Les brigues avaient été vives pour s’y faire inviter.

Vers onze heures, les voitures les plus élégantes commencèrent à amener le menu fretin des élus.

À une heure du matin, les têtes du bal étaient arrivées.

Près de deux mille personnes, dont plus de cinq cents masquées ou costumées, circulaient dans la longue enfilade de salons latéraux qui, partant du quai Malaquais, arrivaient rue Jacob.

Les salons de droite, consacrés aux invités en habit de ville, contenaient des ministres, des ambassadeurs, des littérateurs, des généraux et des artistes.

Les femmes les plus sévères de l’aristocratie française et étrangère n’avaient pu résister à leur désir de contempler ces splendeurs orientales.

Dans les salons de gauche régnait la plus franche gaîté. Là se heurtaient, au milieu d’éclats de rire de bon aloi, de propos légers ne frôlant même pas la licence, de tutoiemenfs autorisés par le manteau vénitien, tout ce que Paris avait d’esprit, de talent, de verve et de gaîté.

Pas un habit noir, pas une cravate blanche ; l’or, l’argent, le velours, la soie, la poudre blanche et la poudre blonde, les fleurs et les diamants miroitaient sous une myriade de bougies.

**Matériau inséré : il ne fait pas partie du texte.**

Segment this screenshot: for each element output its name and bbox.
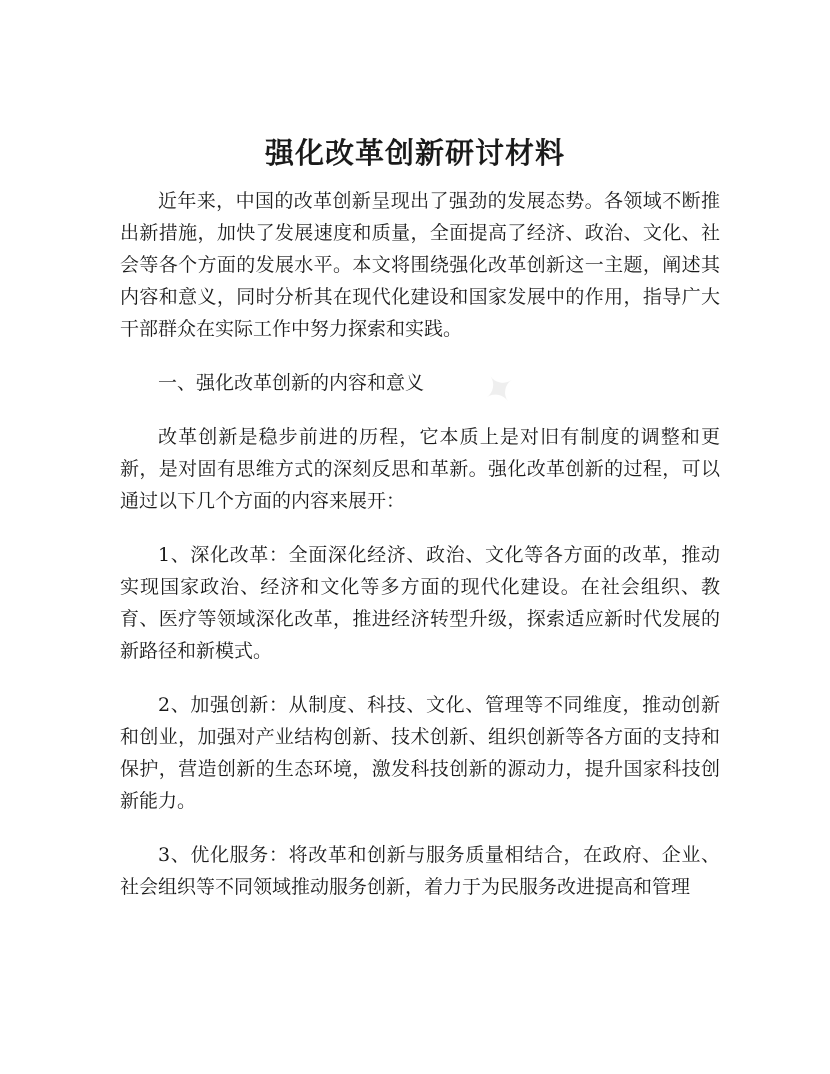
watermark: ✦ [473,361,527,419]
intro-paragraph: 近年来，中国的改革创新呈现出了强劲的发展态势。各领域不断推出新措施，加快了发展速度和质量，全面提高了经济、政治、文化、社会等各个方面的发展水平。本文将围绕强化改革创新这一主题，阐述其内容和意义，同时分析其在现代化建设和国家发展中的作用，指导广大干部群众在实际工作中努力探索和实践。 [120,190,720,340]
list-item-deepen-reform: 1、深化改革：全面深化经济、政治、文化等各方面的改革，推动实现国家政治、经济和文化等多方面的现代化建设。在社会组织、教育、医疗等领域深化改革，推进经济转型升级，探索适应新时代发展的新路径和新模式。 [120,544,720,662]
document-title: 强化改革创新研讨材料 [264,136,565,170]
section-heading: 一、强化改革创新的内容和意义 [158,372,425,394]
document-body [120,185,720,925]
list-item-strengthen-innovation: 2、加强创新：从制度、科技、文化、管理等不同维度，推动创新和创业，加强对产业结构创新、技术创新、组织创新等各方面的支持和保护，营造创新的生态环境，激发科技创新的源动力，提升国家科技创新能力。 [120,694,720,812]
list-item-optimize-service: 3、优化服务：将改革和创新与服务质量相结合，在政府、企业、社会组织等不同领域推动服务创新，着力于为民服务改进提高和管理 [120,844,720,898]
body-paragraph: 改革创新是稳步前进的历程，它本质上是对旧有制度的调整和更新，是对固有思维方式的深刻反思和革新。强化改革创新的过程，可以通过以下几个方面的内容来展开： [120,426,720,512]
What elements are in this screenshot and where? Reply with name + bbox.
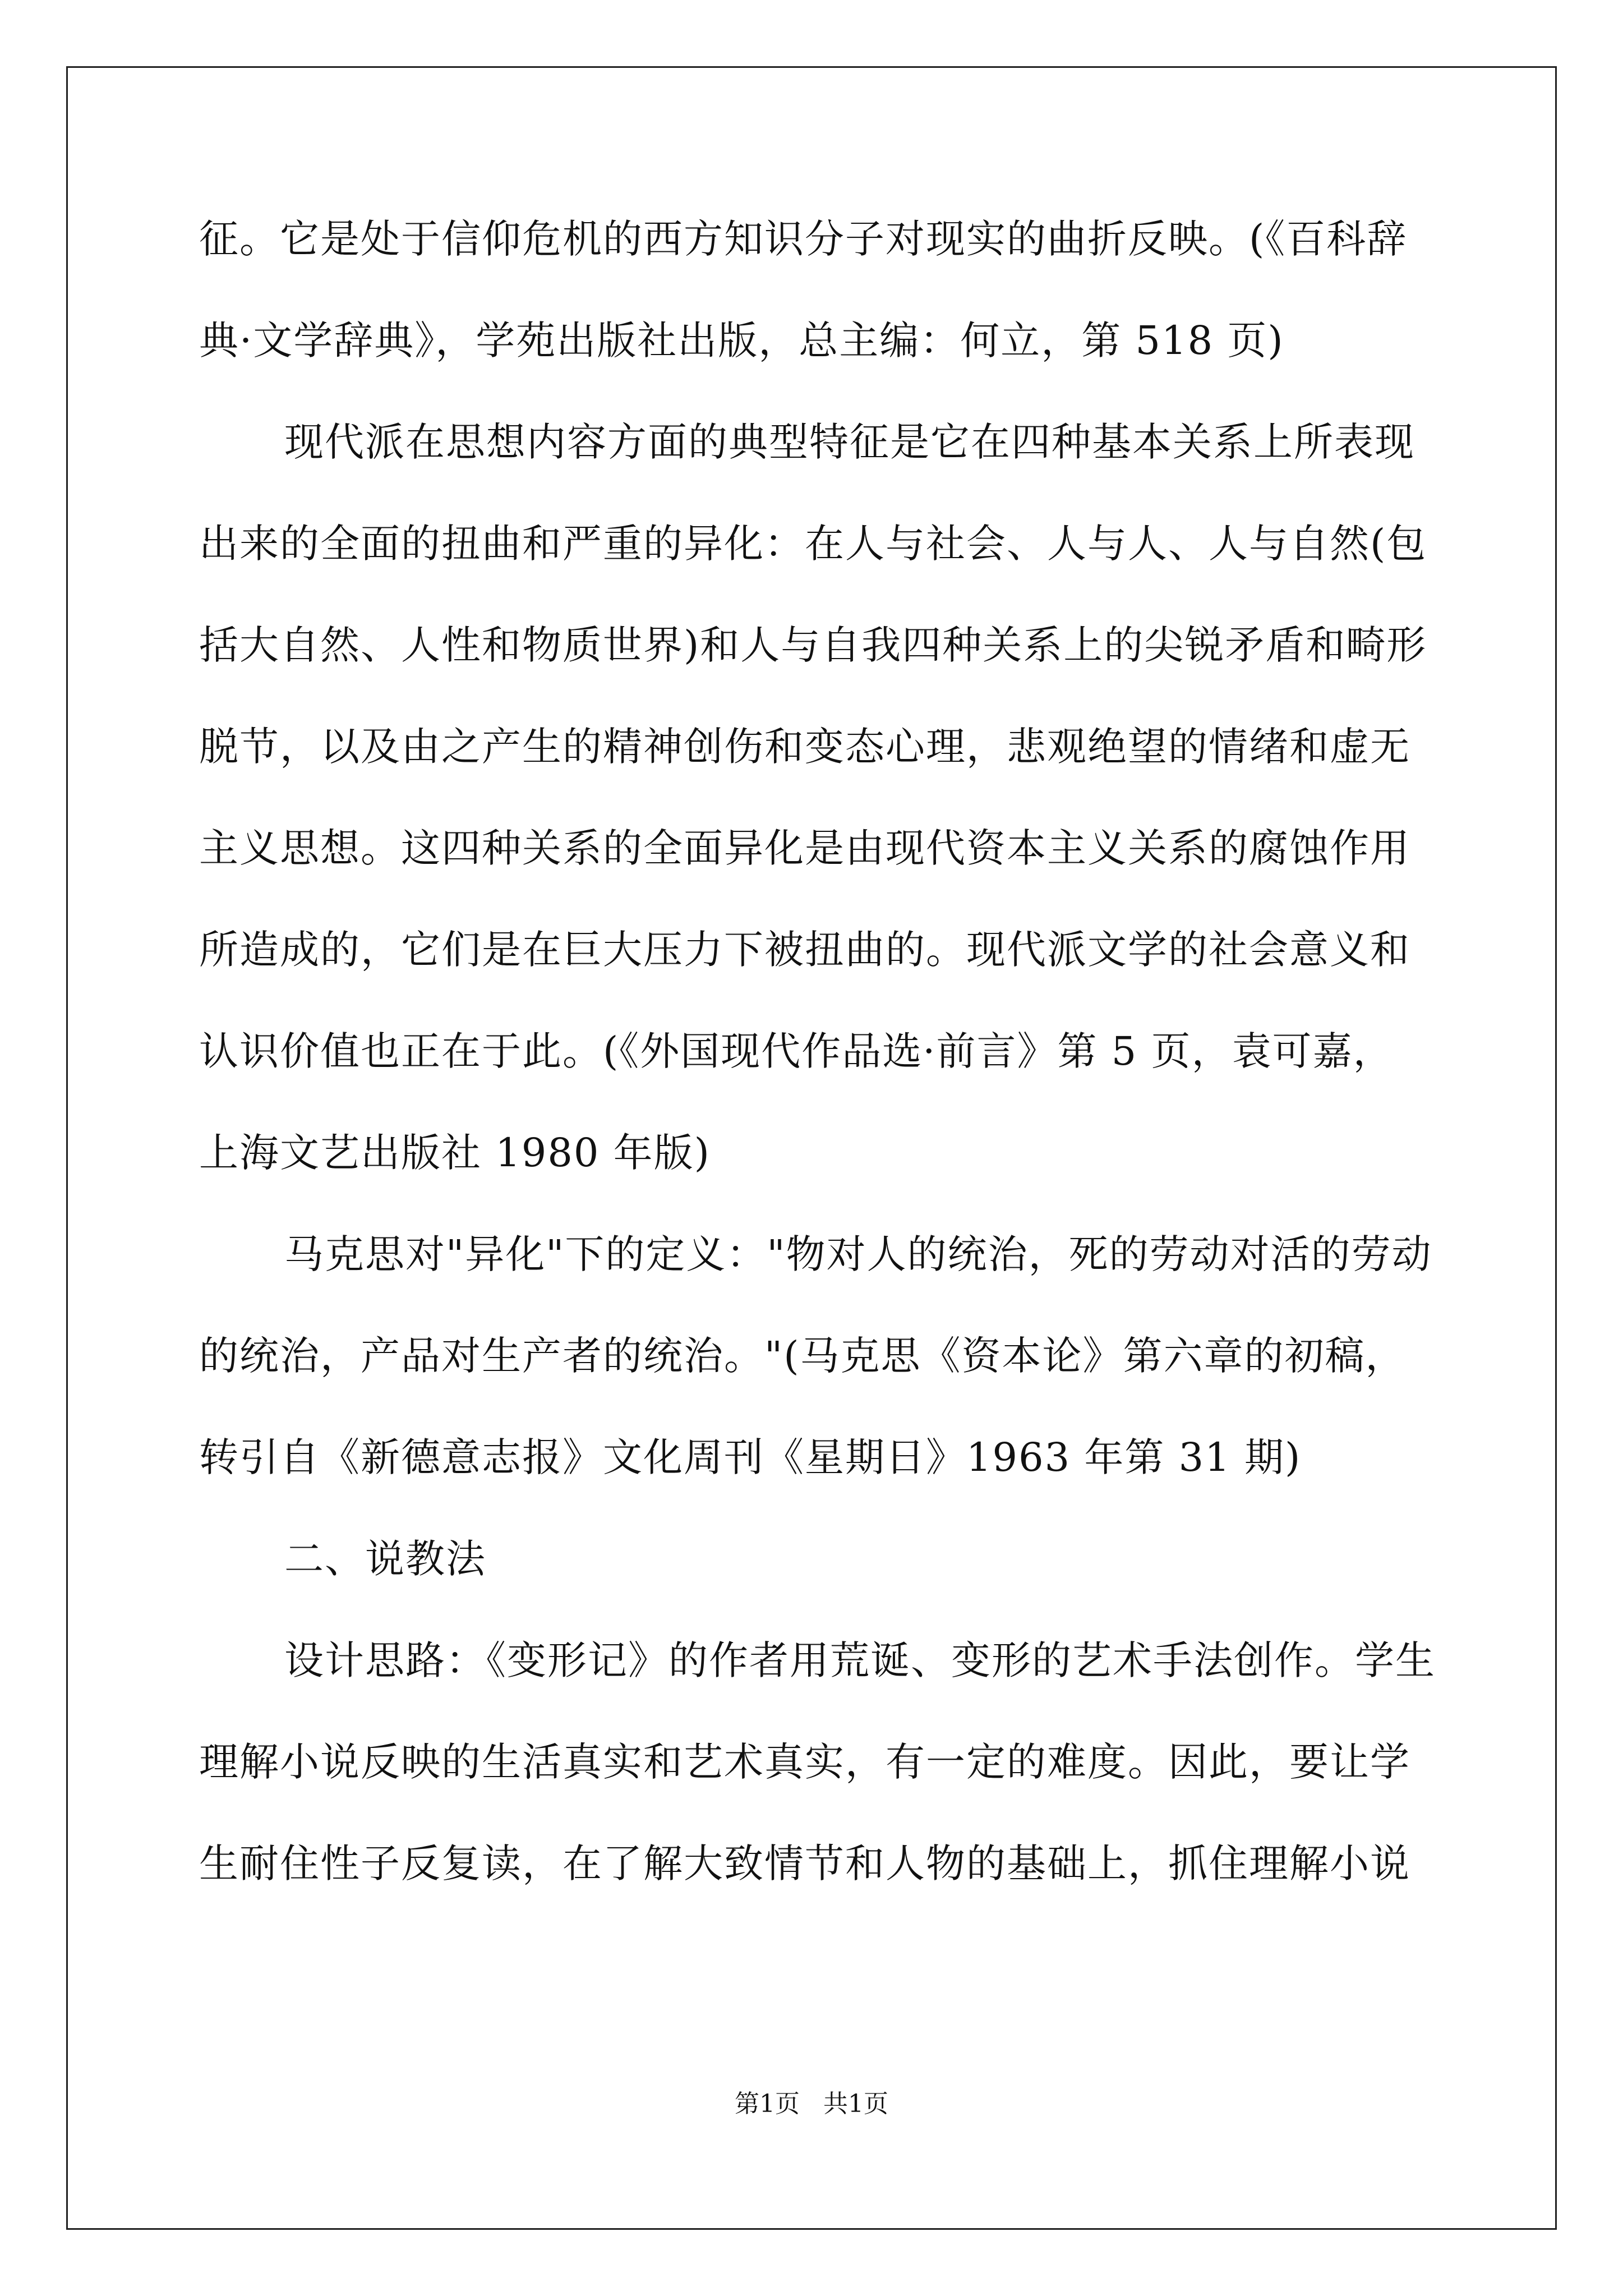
text-line: 征。它是处于信仰危机的西方知识分子对现实的曲折反映。(《百科辞 (199, 216, 1408, 262)
text-line: 的统治，产品对生产者的统治。"(马克思《资本论》第六章的初稿， (199, 1333, 1406, 1379)
document-body (199, 216, 1436, 1943)
section-heading: 二、说教法 (284, 1536, 486, 1582)
text-line: 所造成的，它们是在巨大压力下被扭曲的。现代派文学的社会意义和 (199, 927, 1410, 973)
text-line: 转引自《新德意志报》文化周刊《星期日》1963 年第 31 期) (199, 1434, 1302, 1480)
text-line: 主义思想。这四种关系的全面异化是由现代资本主义关系的腐蚀作用 (199, 825, 1410, 871)
text-line: 生耐住性子反复读，在了解大致情节和人物的基础上，抓住理解小说 (199, 1841, 1410, 1887)
page-footer: 第1页 共1页 (735, 2090, 888, 2118)
text-line: 认识价值也正在于此。(《外国现代作品选·前言》第 5 页，袁可嘉， (199, 1028, 1394, 1074)
text-line: 括大自然、人性和物质世界)和人与自我四种关系上的尖锐矛盾和畸形 (199, 622, 1427, 668)
paragraph-start-line: 马克思对"异化"下的定义："物对人的统治，死的劳动对活的劳动 (284, 1231, 1432, 1277)
text-line: 脱节，以及由之产生的精神创伤和变态心理，悲观绝望的情绪和虚无 (199, 724, 1410, 770)
paragraph-start-line: 设计思路：《变形记》的作者用荒诞、变形的艺术手法创作。学生 (284, 1637, 1436, 1683)
text-line: 上海文艺出版社 1980 年版) (199, 1130, 711, 1176)
text-line: 出来的全面的扭曲和严重的异化：在人与社会、人与人、人与自然(包 (199, 521, 1427, 567)
text-line: 典·文学辞典》，学苑出版社出版，总主编：何立，第 518 页) (199, 318, 1284, 364)
paragraph-start-line: 现代派在思想内容方面的典型特征是它在四种基本关系上所表现 (284, 419, 1415, 465)
text-line: 理解小说反映的生活真实和艺术真实，有一定的难度。因此，要让学 (199, 1739, 1410, 1785)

Le comte de Warrens venait de faire oublier le comte de Warrens.

Il s’était surpassé.

On n’entendait de tous côtés que des exclamations extatiques ou des cris d’admiration.

Féerie ! palais magique ! fête digne des Mille et une Nuits ! étaient les moindres éloges donnés par la foule à la réunion la plus brillante de tout l’hiver.

Le comte, à l’entrée des salons de gauche, recevait toutes les personnes costumées, déguisées ou masquées.

La duchesse accueillait dans les salons de droite les femmes en costume de bal, avec une grâce et une amabilité exquises.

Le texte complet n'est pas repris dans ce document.